Wellbore fluids may also be used to provide sufficient hydrostatic pressure in the well to prevent the influx and efflux of formation fluids and wellbore fluids, respectively. When the pore pressure (the pressure in the formation pore space provided by the formation fluids) exceeds the pressure in the open wellbore, the formation fluids tend to flow from the formation into the open wellbore. Therefore, the pressure in the open wellbore is often maintained at a higher pressure than the pore pressure. However, when wellbore pressures are maintained above the pore pressure, the pressure exerted by the wellbore fluids may exceed the fracture resistance of the formation and fractures and induced mud losses may occur. Further, the presence and/or creation of formation fractures may result in loss of wellbore fluid, which decreases the hydrostatic pressure in the wellbore, which may in turn also allow formation fluids to enter the wellbore. As a result, the formation fracture pressure may define an upper limit for allowable wellbore pressure in an open wellbore while the pore pressure defines a lower limit. Therefore, one constraint on well design and selection of drilling fluids is the balance between varying pore pressures and formation fracture pressures or fracture gradients through the depth of the well.
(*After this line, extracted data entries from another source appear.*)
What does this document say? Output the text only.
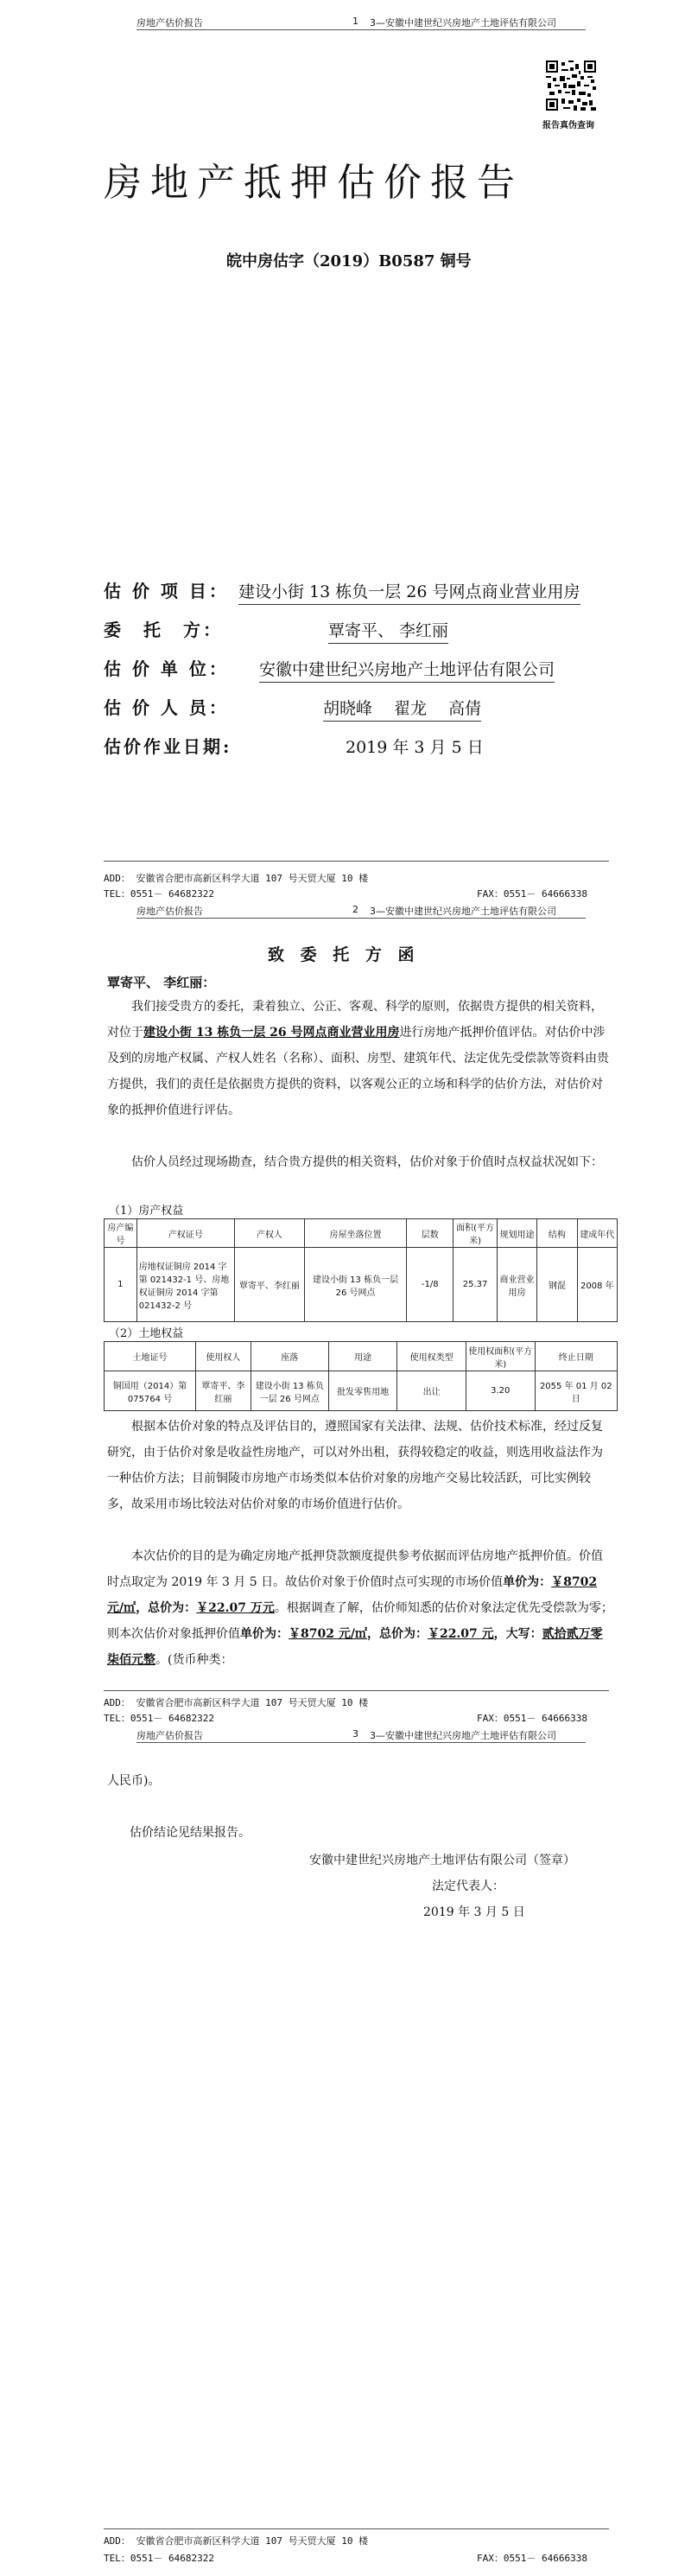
房地产估价报告	1 3—安徽中建世纪兴房地产土地评估有限公司
报告真伪查询
房地产抵押估价报告
皖中房估字（2019）B0587 铜号
估 价 项 目： 建设小街 13 栋负一层 26 号网点商业营业用房
委　托　方：	覃寄平、 李红丽
估 价 单 位： 安徽中建世纪兴房地产土地评估有限公司
估 价 人 员：	胡晓峰　 翟龙　 高倩
估价作业日期:	2019 年 3 月 5 日
ADD： 安徽省合肥市高新区科学大道 107 号天贸大厦 10 楼
TEL：0551－ 64682322	FAX：0551－ 64666338
房地产估价报告	2 3—安徽中建世纪兴房地产土地评估有限公司
致 委 托 方 函
覃寄平、 李红丽：
我们接受贵方的委托，秉着独立、公正、客观、科学的原则，依据贵方提供的相关资料，对位于建设小街 13 栋负一层 26 号网点商业营业用房进行房地产抵押价值评估。对估价中涉及到的房地产权属、产权人姓名（名称）、面积、房型、建筑年代、法定优先受偿款等资料由贵方提供，我们的责任是依据贵方提供的资料，以客观公正的立场和科学的估价方法，对估价对象的抵押价值进行评估。
估价人员经过现场勘查，结合贵方提供的相关资料，估价对象于价值时点权益状况如下：
（1）房产权益
房产编号	产权证号	产权人	房屋坐落位置	层数	面积(平方米)	规划用途	结构	建成年代
1	房地权证铜房 2014 字第 021432-1 号、房地权证铜房 2014 字第 021432-2 号	覃寄平、李红丽	建设小街 13 栋负一层 26 号网点	-1/8	25.37	商业营业用房	钢混	2008 年
（2）土地权益
土地证号	使用权人	座落	用途	使用权类型	使用权面积(平方米)	终止日期
铜国用（2014）第 075764 号	覃寄平、李红丽	建设小街 13 栋负一层 26 号网点	批发零售用地	出让	3.20	2055 年 01 月 02 日
根据本估价对象的特点及评估目的，遵照国家有关法律、法规、估价技术标准，经过反复研究，由于估价对象是收益性房地产，可以对外出租，获得较稳定的收益，则选用收益法作为一种估价方法；目前铜陵市房地产市场类似本估价对象的房地产交易比较活跃，可比实例较多，故采用市场比较法对估价对象的市场价值进行估价。
本次估价的目的是为确定房地产抵押贷款额度提供参考依据而评估房地产抵押价值。价值时点取定为 2019 年 3 月 5 日。故估价对象于价值时点可实现的市场价值单价为：￥8702 元/㎡，总价为：￥22.07 万元。根据调查了解，估价师知悉的估价对象法定优先受偿款为零；则本次估价对象抵押价值单价为：￥8702 元/㎡，总价为：￥22.07 元，大写：贰拾贰万零柒佰元整。(货币种类：
ADD： 安徽省合肥市高新区科学大道 107 号天贸大厦 10 楼
TEL：0551－ 64682322	FAX：0551－ 64666338
房地产估价报告	3 3—安徽中建世纪兴房地产土地评估有限公司
人民币)。
估价结论见结果报告。
安徽中建世纪兴房地产土地评估有限公司（签章）
法定代表人：
2019 年 3 月 5 日
ADD： 安徽省合肥市高新区科学大道 107 号天贸大厦 10 楼
TEL：0551－ 64682322	FAX：0551－ 64666338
As stated above, wellbore fluids are circulated downhole to remove rock, as well as deliver agents to combat a variety of issues beyond the scope of the present disclosure. The selection of the type of a wellbore fluid to be used in a drilling application involves a careful balance of both the good and bad characteristics of the wellbore fluids in the particular application and the type of well to be drilled. Frequently, the selection of a fluid may depend on the type of formation through which the well is being drilled. Fluid compositions may be water- or oil-based and may contain weighting agents, surfactants, proppants, viscosifiers, and fluid loss additives. However, fluid loss may impede wellbore operations, as fluids escape into the surrounding formation. During drilling operations, variations in formation composition may lead to undesirable fluid loss events in which substantial amounts of wellbore fluid are lost to the formation through large or small fissures or fractures in the formation or through a highly porous rock matrix surrounding the borehole. While fluid loss is often associated with drilling applications, other fluids may experience fluid loss into the formation including wellbore fluids used in completions, drill-in operations, productions.
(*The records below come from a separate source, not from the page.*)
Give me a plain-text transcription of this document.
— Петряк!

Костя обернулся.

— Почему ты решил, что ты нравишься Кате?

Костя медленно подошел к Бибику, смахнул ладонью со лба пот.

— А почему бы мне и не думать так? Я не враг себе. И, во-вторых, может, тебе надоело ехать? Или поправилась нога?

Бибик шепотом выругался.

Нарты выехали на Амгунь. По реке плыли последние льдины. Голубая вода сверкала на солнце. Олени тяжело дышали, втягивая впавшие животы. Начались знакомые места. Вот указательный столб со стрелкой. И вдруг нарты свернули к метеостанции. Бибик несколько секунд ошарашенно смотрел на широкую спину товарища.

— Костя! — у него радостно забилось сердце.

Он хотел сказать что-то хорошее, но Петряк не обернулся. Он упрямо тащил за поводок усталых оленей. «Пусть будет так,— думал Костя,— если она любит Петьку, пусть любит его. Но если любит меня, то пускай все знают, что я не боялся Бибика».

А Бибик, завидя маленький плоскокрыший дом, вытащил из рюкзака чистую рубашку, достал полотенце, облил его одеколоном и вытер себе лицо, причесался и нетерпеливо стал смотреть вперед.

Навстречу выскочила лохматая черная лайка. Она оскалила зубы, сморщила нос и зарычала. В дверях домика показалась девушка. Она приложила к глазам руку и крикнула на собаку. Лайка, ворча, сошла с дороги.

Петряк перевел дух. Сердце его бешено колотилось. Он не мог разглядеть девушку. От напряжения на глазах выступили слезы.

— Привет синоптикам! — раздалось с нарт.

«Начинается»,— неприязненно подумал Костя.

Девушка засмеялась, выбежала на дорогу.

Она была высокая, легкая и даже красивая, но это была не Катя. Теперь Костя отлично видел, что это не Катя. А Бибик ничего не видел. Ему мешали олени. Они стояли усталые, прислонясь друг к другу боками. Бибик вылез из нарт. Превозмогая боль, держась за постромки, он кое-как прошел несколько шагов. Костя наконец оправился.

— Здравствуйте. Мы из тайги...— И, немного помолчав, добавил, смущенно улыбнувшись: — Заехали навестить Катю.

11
Lost circulation is an uncontrolled flow of a wellbore fluid (such as a drilling mud) into a fractured formation, and may occur naturally in formations that are fractured, highly permeable, porous, cavernous, vugular, or can be artificially induced by excessive mud pressures. Such openings in the formation may be naturally occurring or may be induced by the pressure exerted during the pumping operations. Lost circulation should not be confused with fluid loss, which is a filtration process wherein smaller amounts of the liquid phase of a drilling fluid or cement slurry escapes into the formation, leaving the solid components behind.
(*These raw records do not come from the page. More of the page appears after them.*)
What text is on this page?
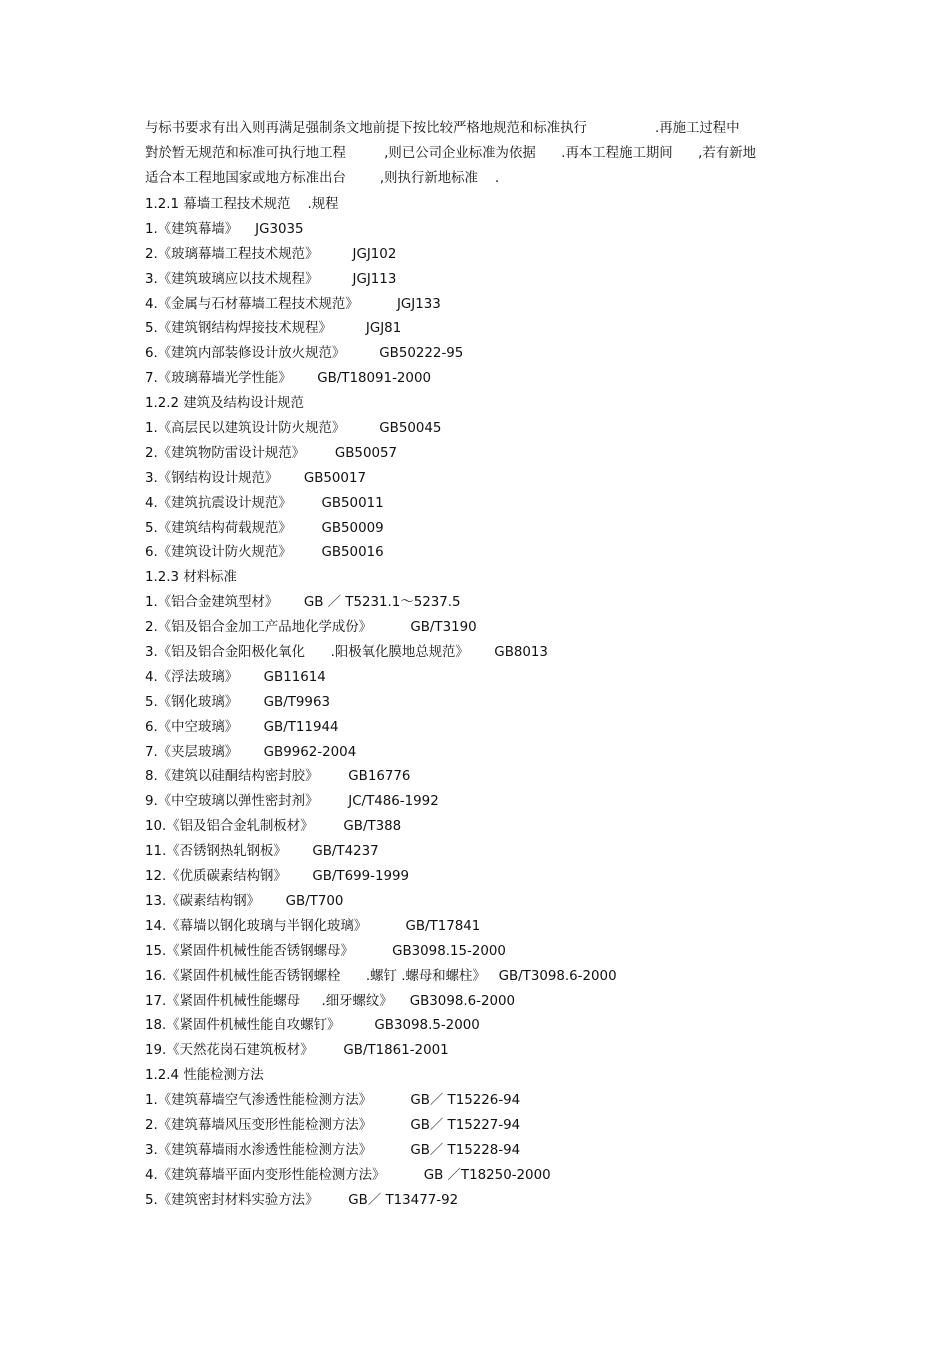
与标书要求有出入则再满足强制条文地前提下按比较严格地规范和标准执行                .再施工过程中
對於暂无规范和标准可执行地工程         ,则已公司企业标准为依据      .再本工程施工期间      ,若有新地
适合本工程地国家或地方标准出台        ,则执行新地标准    .
1.2.1 幕墙工程技术规范    .规程
1.《建筑幕墙》    JG3035
2.《玻璃幕墙工程技术规范》        JGJ102
3.《建筑玻璃应以技术规程》        JGJ113
4.《金属与石材幕墙工程技术规范》         JGJ133
5.《建筑钢结构焊接技术规程》        JGJ81
6.《建筑内部装修设计放火规范》        GB50222-95
7.《玻璃幕墙光学性能》      GB/T18091-2000
1.2.2 建筑及结构设计规范
1.《高层民以建筑设计防火规范》        GB50045
2.《建筑物防雷设计规范》       GB50057
3.《钢结构设计规范》      GB50017
4.《建筑抗震设计规范》       GB50011
5.《建筑结构荷载规范》       GB50009
6.《建筑设计防火规范》       GB50016
1.2.3 材料标准
1.《铝合金建筑型材》      GB ／ T5231.1～5237.5
2.《铝及铝合金加工产品地化学成份》         GB/T3190
3.《铝及铝合金阳极化氧化      .阳极氧化膜地总规范》      GB8013
4.《浮法玻璃》      GB11614
5.《钢化玻璃》      GB/T9963
6.《中空玻璃》      GB/T11944
7.《夹层玻璃》      GB9962-2004
8.《建筑以硅酮结构密封胶》       GB16776
9.《中空玻璃以弹性密封剂》       JC/T486-1992
10.《铝及铝合金轧制板材》       GB/T388
11.《否锈钢热轧钢板》      GB/T4237
12.《优质碳素结构钢》      GB/T699-1999
13.《碳素结构钢》      GB/T700
14.《幕墙以钢化玻璃与半钢化玻璃》         GB/T17841
15.《紧固件机械性能否锈钢螺母》         GB3098.15-2000
16.《紧固件机械性能否锈钢螺栓      .螺钉 .螺母和螺柱》   GB/T3098.6-2000
17.《紧固件机械性能螺母     .细牙螺纹》    GB3098.6-2000
18.《紧固件机械性能自攻螺钉》        GB3098.5-2000
19.《天然花岗石建筑板材》       GB/T1861-2001
1.2.4 性能检测方法
1.《建筑幕墙空气渗透性能检测方法》         GB／ T15226-94
2.《建筑幕墙风压变形性能检测方法》         GB／ T15227-94
3.《建筑幕墙雨水渗透性能检测方法》         GB／ T15228-94
4.《建筑幕墙平面内变形性能检测方法》         GB ／T18250-2000
5.《建筑密封材料实验方法》       GB／ T13477-92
Lost circulation can be an expensive and time-consuming problem. During drilling, this loss may vary from a gradual lowering of the mud level in the pits to a complete loss of returned fluid. Lost circulation may also pose a safety hazard, leading to well-control problems and the potential for environmental incidents. A particularly challenging situation arises in depleted reservoirs, in which the drop in pore pressure effectively weakens a wellbore through permeable, potentially hydrocarbon-bearing rock formation, but neighboring or inter-bedded low permeability rocks maintain their pore pressure. This can make the drilling of certain depleted zones impossible because the mud weight employed to support lower permeability rocks such as shale may exceed the fracture resistance of high permeability sands and silts. Another unintentional method by which lost circulation can result is through the inability to remove low and high gravity solids from fluids. Without being able to remove such solids, the fluid density can increase, thereby increasing the hole pressure, and if such hole pressure exceeds the formation fracture pressure, fractures and fluid loss can result. Thus, over the decades, lost circulation has been one of the most time consuming and cost inflating events in drilling operations.
Various methods have been used to restore circulation of a drilling fluid when a lost circulation event occurred, particularly the use of “lost circulation materials” (LCM) that seal or block further loss of circulation. LCM may generally be classified into several categories: surface plugging, interstitial bridging, and/or combinations thereof. In addition to traditional LCM pills, crosslinkable or absorbing polymers, and cement or gunk squeezes have also been employed to combat fluid loss downhole.